林九叙又皱起了眉。
叶时熙的语气云淡风轻得像在谈别人的事:“我是被冤枉的。我针对过的权贵还真挺多的,曾扳倒好几个,所以我到今天都不知道是谁干的。罪名是猥亵儿童罪,有当事人,有目击者,反正证据还挺足的。那个时间我在出租车上,但是……我被捕后,原本在钱包里的乘车收据却不翼而飞,警察说他从来没有见过,而那张收据是案子最关键的证据。
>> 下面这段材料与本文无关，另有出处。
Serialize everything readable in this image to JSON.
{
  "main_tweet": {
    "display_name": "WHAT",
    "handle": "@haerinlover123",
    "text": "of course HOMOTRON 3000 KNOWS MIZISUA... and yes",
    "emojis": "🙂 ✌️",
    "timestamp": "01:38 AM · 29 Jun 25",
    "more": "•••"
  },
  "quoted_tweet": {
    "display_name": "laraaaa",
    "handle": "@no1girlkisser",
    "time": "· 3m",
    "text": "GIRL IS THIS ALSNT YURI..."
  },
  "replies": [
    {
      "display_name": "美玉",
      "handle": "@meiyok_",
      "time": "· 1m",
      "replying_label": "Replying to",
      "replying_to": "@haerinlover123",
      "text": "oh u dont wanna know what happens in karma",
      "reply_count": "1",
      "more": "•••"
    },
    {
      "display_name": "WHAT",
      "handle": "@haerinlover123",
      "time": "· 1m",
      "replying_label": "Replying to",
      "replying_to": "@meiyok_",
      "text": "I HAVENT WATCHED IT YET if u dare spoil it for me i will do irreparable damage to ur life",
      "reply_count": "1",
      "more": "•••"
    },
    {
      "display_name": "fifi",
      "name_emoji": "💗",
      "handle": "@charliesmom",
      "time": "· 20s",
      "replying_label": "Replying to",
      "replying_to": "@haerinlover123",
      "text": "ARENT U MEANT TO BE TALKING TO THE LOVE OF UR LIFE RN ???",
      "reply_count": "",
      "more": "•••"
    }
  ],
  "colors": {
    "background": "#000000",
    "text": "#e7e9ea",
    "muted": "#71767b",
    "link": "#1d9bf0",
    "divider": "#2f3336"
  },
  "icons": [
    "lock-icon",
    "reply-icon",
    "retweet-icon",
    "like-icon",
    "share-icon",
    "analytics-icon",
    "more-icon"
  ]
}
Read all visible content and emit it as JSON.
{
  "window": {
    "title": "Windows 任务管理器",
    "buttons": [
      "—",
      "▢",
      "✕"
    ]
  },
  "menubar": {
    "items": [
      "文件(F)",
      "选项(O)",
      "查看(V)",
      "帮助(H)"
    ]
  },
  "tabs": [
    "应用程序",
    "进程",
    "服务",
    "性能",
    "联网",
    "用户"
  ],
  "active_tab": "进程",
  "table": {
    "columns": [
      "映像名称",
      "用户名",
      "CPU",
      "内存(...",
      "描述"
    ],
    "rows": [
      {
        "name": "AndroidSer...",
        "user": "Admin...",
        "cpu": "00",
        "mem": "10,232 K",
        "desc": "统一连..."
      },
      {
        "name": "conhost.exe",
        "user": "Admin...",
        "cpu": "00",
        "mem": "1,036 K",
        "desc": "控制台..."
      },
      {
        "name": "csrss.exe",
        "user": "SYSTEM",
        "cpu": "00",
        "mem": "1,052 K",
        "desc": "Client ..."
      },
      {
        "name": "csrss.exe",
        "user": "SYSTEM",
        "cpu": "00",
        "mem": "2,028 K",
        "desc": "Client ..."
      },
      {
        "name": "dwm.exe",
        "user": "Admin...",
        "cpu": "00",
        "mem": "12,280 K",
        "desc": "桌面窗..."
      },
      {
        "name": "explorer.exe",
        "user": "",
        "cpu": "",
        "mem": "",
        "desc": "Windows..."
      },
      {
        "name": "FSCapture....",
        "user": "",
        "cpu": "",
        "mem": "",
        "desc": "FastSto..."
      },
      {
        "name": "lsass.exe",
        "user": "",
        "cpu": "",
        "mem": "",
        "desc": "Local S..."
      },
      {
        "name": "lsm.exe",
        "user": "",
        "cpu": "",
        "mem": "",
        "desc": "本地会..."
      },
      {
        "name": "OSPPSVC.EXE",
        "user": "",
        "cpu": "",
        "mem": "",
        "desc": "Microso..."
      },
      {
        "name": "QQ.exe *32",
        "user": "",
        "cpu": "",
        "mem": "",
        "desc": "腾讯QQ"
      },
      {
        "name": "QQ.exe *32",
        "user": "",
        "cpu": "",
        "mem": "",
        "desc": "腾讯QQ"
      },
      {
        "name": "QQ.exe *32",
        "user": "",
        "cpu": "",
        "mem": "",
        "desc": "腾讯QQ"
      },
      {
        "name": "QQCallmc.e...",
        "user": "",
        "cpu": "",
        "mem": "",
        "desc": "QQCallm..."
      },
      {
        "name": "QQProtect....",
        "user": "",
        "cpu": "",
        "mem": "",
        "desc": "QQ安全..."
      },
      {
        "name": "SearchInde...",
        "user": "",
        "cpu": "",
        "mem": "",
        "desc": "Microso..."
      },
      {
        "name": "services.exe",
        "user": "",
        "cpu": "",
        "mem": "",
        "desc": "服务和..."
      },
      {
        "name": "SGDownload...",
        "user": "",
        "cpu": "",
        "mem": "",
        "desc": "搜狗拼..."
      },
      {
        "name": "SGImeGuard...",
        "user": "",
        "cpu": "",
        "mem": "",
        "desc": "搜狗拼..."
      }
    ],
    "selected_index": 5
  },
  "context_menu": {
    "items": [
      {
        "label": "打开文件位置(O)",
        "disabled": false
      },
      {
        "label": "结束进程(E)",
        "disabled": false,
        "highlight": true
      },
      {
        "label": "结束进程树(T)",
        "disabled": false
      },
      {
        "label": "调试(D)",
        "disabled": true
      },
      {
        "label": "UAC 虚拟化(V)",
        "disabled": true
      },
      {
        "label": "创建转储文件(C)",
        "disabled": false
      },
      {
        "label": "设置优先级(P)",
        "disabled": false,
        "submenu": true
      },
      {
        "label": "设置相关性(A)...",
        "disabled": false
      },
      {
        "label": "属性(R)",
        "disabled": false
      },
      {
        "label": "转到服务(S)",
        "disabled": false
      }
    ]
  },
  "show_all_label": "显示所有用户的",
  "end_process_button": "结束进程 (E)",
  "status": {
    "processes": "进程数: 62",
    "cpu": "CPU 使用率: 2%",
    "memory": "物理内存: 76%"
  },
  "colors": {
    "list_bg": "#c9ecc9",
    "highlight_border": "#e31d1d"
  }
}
我被吊销了律师执业证,不翻案也不能参加司法考试,去公司应聘也要解释空白期,我这个人又不喜欢说谎,工作很不好找。后来想来想去,也就写书这活不需要使用真实身份了,努力的话也能赚到些钱~我当了一年的全职作者,之后上学时的朋友开了律所,叫我去当了个律师助理,所以最近一年写得没以前多。我的目标非常明确,就是还我自己清白,然后参加司法考试,重新成为一名律师。”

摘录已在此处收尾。